The official in question is Gregory Jaczko, the chairman of the United States Nuclear Regulatory Commission. He testified before Congress on Wednesday, March 16, 2011, about the crisis.
According to the article, "Mr. Jaczko (pronounced YAZZ-koe) said radiation levels might make it impossible to continue what he called the “backup backup” cooling functions that have so far helped check the fuel melting inside the reactors. Those efforts consist of using fire hoses to dump water on overheated fuel and then letting the radioactive steam vent into the atmosphere.
"Those emergency measures, carried out by a small squad of workers and firefighters, represent Japan’s central effort to forestall a full-blown fuel meltdown that would lead to much higher releases of radioactive material into the air.
"Mr. Jaczko’s testimony, the most extended comments by a senior American official on Japan’s nuclear disaster, described what amounts to an agonizing choice for Japanese authorities: keep sending workers into an increasingly contaminated area in a last-ditch effort to cover nuclear fuel with water, or do more to protect the workers but risk letting the pools boil away — and thus risk a broader meltdown."

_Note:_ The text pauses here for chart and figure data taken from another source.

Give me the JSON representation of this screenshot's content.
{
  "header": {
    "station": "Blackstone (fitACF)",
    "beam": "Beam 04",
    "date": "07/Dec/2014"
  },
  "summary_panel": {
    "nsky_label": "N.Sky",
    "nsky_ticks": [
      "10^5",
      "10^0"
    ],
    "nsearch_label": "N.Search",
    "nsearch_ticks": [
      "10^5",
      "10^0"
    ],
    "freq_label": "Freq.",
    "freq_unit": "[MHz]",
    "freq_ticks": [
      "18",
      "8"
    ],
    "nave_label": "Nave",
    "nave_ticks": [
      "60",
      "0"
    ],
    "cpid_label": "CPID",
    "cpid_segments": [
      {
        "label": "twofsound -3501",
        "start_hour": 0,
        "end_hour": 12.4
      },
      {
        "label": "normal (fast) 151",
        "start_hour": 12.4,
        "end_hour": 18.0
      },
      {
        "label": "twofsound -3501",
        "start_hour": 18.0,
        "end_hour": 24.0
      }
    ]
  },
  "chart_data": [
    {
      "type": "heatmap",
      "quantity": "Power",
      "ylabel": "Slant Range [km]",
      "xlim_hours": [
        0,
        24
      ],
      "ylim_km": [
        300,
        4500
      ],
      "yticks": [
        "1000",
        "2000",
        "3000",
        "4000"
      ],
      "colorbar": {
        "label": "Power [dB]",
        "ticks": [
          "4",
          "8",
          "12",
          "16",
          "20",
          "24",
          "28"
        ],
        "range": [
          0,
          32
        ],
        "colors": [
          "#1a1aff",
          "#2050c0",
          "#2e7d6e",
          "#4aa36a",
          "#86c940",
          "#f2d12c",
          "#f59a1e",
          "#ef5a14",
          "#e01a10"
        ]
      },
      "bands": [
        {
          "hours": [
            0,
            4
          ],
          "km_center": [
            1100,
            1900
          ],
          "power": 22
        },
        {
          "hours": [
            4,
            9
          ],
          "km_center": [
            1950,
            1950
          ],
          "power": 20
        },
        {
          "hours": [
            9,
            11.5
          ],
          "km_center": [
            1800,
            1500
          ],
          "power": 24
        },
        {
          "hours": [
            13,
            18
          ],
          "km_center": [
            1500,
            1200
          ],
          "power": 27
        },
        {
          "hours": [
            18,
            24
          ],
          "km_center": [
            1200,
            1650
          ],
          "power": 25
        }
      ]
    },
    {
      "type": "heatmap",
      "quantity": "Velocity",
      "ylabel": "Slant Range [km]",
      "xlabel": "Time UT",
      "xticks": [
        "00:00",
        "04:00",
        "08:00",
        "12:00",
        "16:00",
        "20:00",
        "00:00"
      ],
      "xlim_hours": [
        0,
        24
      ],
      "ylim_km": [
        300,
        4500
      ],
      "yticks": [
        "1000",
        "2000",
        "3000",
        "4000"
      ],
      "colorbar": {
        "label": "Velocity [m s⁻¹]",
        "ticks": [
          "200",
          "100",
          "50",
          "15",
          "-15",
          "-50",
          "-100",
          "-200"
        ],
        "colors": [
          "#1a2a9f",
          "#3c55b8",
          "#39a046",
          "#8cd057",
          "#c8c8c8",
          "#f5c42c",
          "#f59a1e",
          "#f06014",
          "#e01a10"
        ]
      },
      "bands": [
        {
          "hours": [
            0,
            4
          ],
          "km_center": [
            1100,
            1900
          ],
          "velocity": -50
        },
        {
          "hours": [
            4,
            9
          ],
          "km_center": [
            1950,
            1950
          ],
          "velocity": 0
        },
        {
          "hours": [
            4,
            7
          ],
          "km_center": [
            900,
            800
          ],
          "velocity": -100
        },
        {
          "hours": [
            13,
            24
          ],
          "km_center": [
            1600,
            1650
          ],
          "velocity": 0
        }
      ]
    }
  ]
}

The article adds, "On Wednesday, the American Embassy in Tokyo, on advice from the Nuclear Regulatory Commission, told Americans to evacuate a radius of “approximately 50 miles” from the Fukushima plant. The advice to Americans in Japan represents a graver assessment of the risk in the immediate vicinity of Daiichi than the warnings made by the Japanese themselves, who have told everyone within 20 kilometers, about 12 miles, to evacuate, and those within about 20 miles to take shelter."
The story also notes, "While maps of the plume of radiation being given off by the plant show that an elongated cloud will stretch across the Pacific, American officials said it would be so dissipated by the time it reached the West Coast of the United States that it would not pose a health threat.
"According to a Swedish government researcher, Lars-Erik De Geer, , low concentrations of radioactive particles are heading eastward from the power plant toward North America, but not at levels dangerous for humans, Reuters reported. He was citing data from a network of international monitoring stations."